Advanced Surface Finishing Process for Single-Crystal Aluminum Nitride Utilizing Chemical Mechanical Polishing Technology

Single-crystal aluminum nitride (AlN) substrates are intrinsically characterized by high hardness and high brittleness, properties that pose significant difficulties for achieving ultra-precision surface fabrication. Despite the substantial potential of AlN in various applications, effective and efficient polishing techniques specifically tailored for single-crystal AlN substrates have been scarcely investigated. To address this technological shortcoming, this research puts forward an enhanced CMP strategy tailored to surface finishing of single-crystal AlN, structured around a sequential three-step process: initial grinding, intermediate rough polishing, and final fine polishing. The most favorable processing conditions were identified by systematically examining how the rotation speed and applied pressure of the polishing plate impact the resulting surface roughness.

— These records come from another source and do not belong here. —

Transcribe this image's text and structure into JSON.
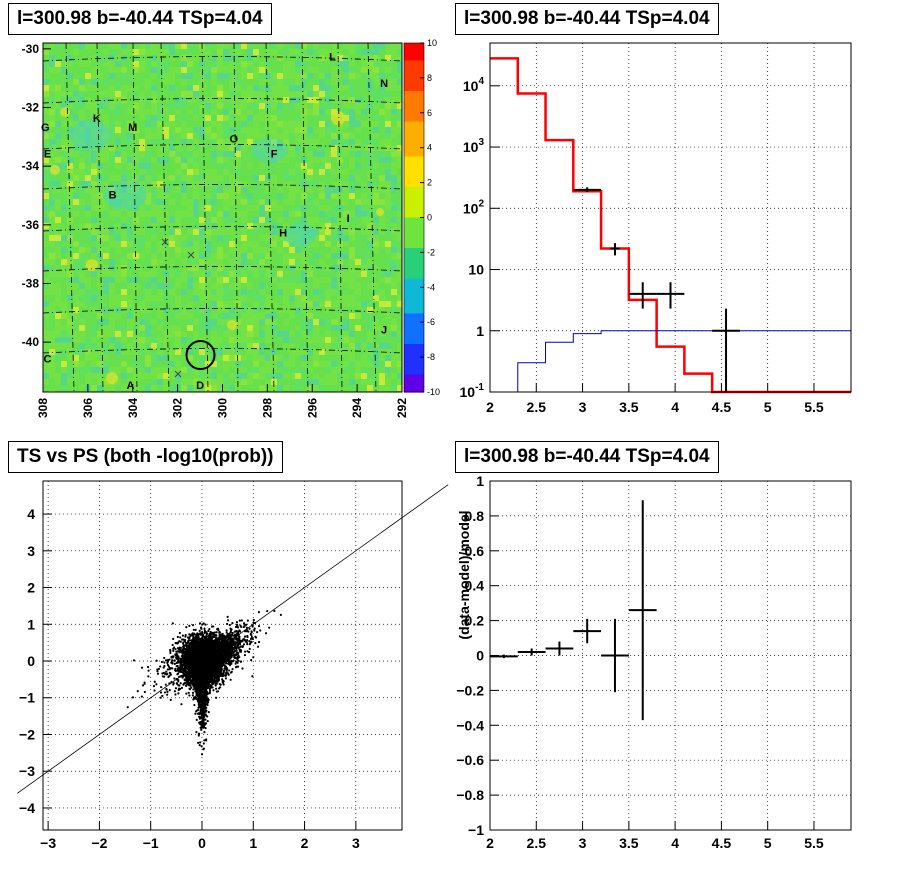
{
  "colors": {
    "frame": "#000000",
    "model": "#ff0000",
    "aux": "#0000cc",
    "data": "#000000",
    "grid": "#000000"
  },
  "chart_data": [
    {
      "type": "heatmap",
      "title": "l=300.98 b=-40.44 TSp=4.04",
      "xlim": [
        308,
        292
      ],
      "ylim": [
        -41.7,
        -29.8
      ],
      "x_ticks": [
        "308",
        "306",
        "304",
        "302",
        "300",
        "298",
        "296",
        "294",
        "292"
      ],
      "y_ticks": [
        "-30",
        "-32",
        "-34",
        "-36",
        "-38",
        "-40"
      ],
      "colorbar": {
        "range": [
          -10,
          10
        ],
        "ticks": [
          "10",
          "8",
          "6",
          "4",
          "2",
          "0",
          "-2",
          "-4",
          "-6",
          "-8",
          "-10"
        ]
      },
      "source_labels": [
        {
          "text": "L",
          "l": 295.1,
          "b": -30.3
        },
        {
          "text": "N",
          "l": 292.8,
          "b": -31.2
        },
        {
          "text": "K",
          "l": 305.6,
          "b": -32.4
        },
        {
          "text": "M",
          "l": 304.0,
          "b": -32.7
        },
        {
          "text": "G",
          "l": 307.9,
          "b": -32.7
        },
        {
          "text": "O",
          "l": 299.5,
          "b": -33.1
        },
        {
          "text": "E",
          "l": 307.8,
          "b": -33.6
        },
        {
          "text": "F",
          "l": 297.7,
          "b": -33.6
        },
        {
          "text": "B",
          "l": 304.9,
          "b": -35.0
        },
        {
          "text": "I",
          "l": 294.4,
          "b": -35.8
        },
        {
          "text": "H",
          "l": 297.3,
          "b": -36.3
        },
        {
          "text": "J",
          "l": 292.8,
          "b": -39.6
        },
        {
          "text": "C",
          "l": 307.8,
          "b": -40.6
        },
        {
          "text": "A",
          "l": 304.1,
          "b": -41.5
        },
        {
          "text": "D",
          "l": 301.0,
          "b": -41.5
        }
      ],
      "marked_source": {
        "l": 300.98,
        "b": -40.44
      }
    },
    {
      "type": "line",
      "title": "l=300.98 b=-40.44 TSp=4.04",
      "xlim": [
        2,
        5.9
      ],
      "ylim": [
        0.1,
        50000
      ],
      "yscale": "log",
      "x_ticks": [
        "2",
        "2.5",
        "3",
        "3.5",
        "4",
        "4.5",
        "5",
        "5.5"
      ],
      "y_ticks": [
        "10^{-1}",
        "1",
        "10",
        "10^{2}",
        "10^{3}",
        "10^{4}"
      ],
      "grid": true,
      "series": [
        {
          "style": "step",
          "color": "red",
          "edges": [
            2,
            2.3,
            2.6,
            2.9,
            3.2,
            3.5,
            3.8,
            4.1,
            4.4,
            4.7,
            5.9
          ],
          "values": [
            28000,
            7500,
            1300,
            190,
            22,
            3.2,
            0.55,
            0.2,
            0.1,
            0.1
          ]
        },
        {
          "style": "step",
          "color": "blue",
          "edges": [
            2,
            2.3,
            2.6,
            2.9,
            3.2,
            3.5,
            3.8,
            4.1,
            4.4,
            4.7,
            5.9
          ],
          "values": [
            0.1,
            0.3,
            0.65,
            0.9,
            1,
            1,
            1,
            1,
            1,
            1
          ]
        },
        {
          "style": "errorbar",
          "color": "black",
          "points": [
            {
              "x": 3.05,
              "y": 200,
              "xerr": 0.15,
              "ylo": 185,
              "yhi": 220
            },
            {
              "x": 3.35,
              "y": 22,
              "xerr": 0.05,
              "ylo": 17,
              "yhi": 27
            },
            {
              "x": 3.65,
              "y": 4,
              "xerr": 0.15,
              "ylo": 2.3,
              "yhi": 6.2
            },
            {
              "x": 3.95,
              "y": 4,
              "xerr": 0.15,
              "ylo": 2.3,
              "yhi": 6.2
            },
            {
              "x": 4.55,
              "y": 1,
              "xerr": 0.15,
              "ylo": 0.1,
              "yhi": 2.3
            }
          ]
        }
      ]
    },
    {
      "type": "scatter",
      "title": "TS vs PS (both -log10(prob))",
      "xlim": [
        -3.1,
        3.9
      ],
      "ylim": [
        -4.6,
        4.9
      ],
      "x_ticks": [
        "-3",
        "-2",
        "-1",
        "0",
        "1",
        "2",
        "3"
      ],
      "y_ticks": [
        "-4",
        "-3",
        "-2",
        "-1",
        "0",
        "1",
        "2",
        "3",
        "4"
      ],
      "grid": true,
      "reference_line": {
        "slope": 1,
        "intercept": 0
      },
      "point_count_estimate": 6000
    },
    {
      "type": "scatter",
      "title": "l=300.98 b=-40.44 TSp=4.04",
      "ylabel": "(data-model)/model",
      "xlim": [
        2,
        5.9
      ],
      "ylim": [
        -1,
        1
      ],
      "x_ticks": [
        "2",
        "2.5",
        "3",
        "3.5",
        "4",
        "4.5",
        "5",
        "5.5"
      ],
      "y_ticks": [
        "-1",
        "-0.8",
        "-0.6",
        "-0.4",
        "-0.2",
        "0",
        "0.2",
        "0.4",
        "0.6",
        "0.8",
        "1"
      ],
      "grid": true,
      "points": [
        {
          "x": 2.15,
          "y": -0.005,
          "xerr": 0.15,
          "yerr": 0.01
        },
        {
          "x": 2.45,
          "y": 0.02,
          "xerr": 0.15,
          "yerr": 0.02
        },
        {
          "x": 2.75,
          "y": 0.04,
          "xerr": 0.15,
          "yerr": 0.04
        },
        {
          "x": 3.05,
          "y": 0.14,
          "xerr": 0.15,
          "yerr": 0.07
        },
        {
          "x": 3.35,
          "y": 0.0,
          "xerr": 0.15,
          "yerr": 0.21
        },
        {
          "x": 3.65,
          "y": 0.26,
          "xerr": 0.15,
          "yerr": 0.63
        }
      ]
    }
  ]
}
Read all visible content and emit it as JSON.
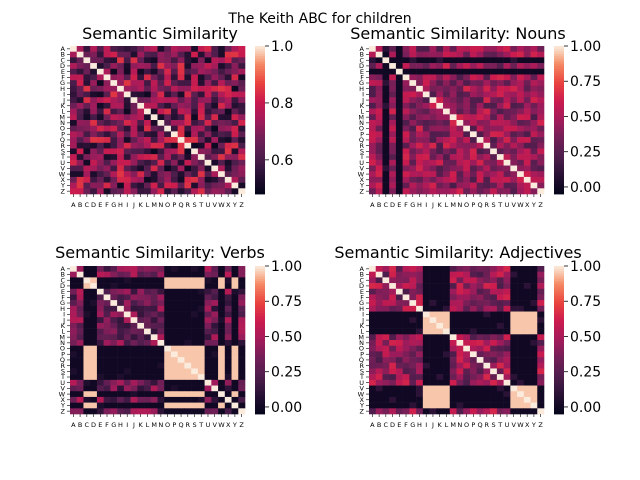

Upon completion of the fine polishing step, the AlN substrate surface exhibited exceptional uniformity and an extremely low average roughness (Ra) of only 1.16 nm, coupled with a low coefficient of variation of 12.84%. These results provide an essential foundation for producing exceptionally uniform, atomically smooth surfaces in a wide range of brittle semiconductor substrates and hard, with AlN serving as a representative example. • An enhanced three-step chemical mechanical polishing process is developed for single-crystal crystals aluminum nitride substrates. • The effects of platen speed and downforce on material removal rate and surface roughness are clarified. • A maximum material removal rate of 878.9 μm/h is achieved with good overall surface flatness. • Ultrasmooth crystals aluminum nitride surfaces with a minimum ra of 1.16 nm are obtained after fine polishing. • The proposed chemical mechanical polishing strategy enables highly uniform finishing of hard and brittle substrates.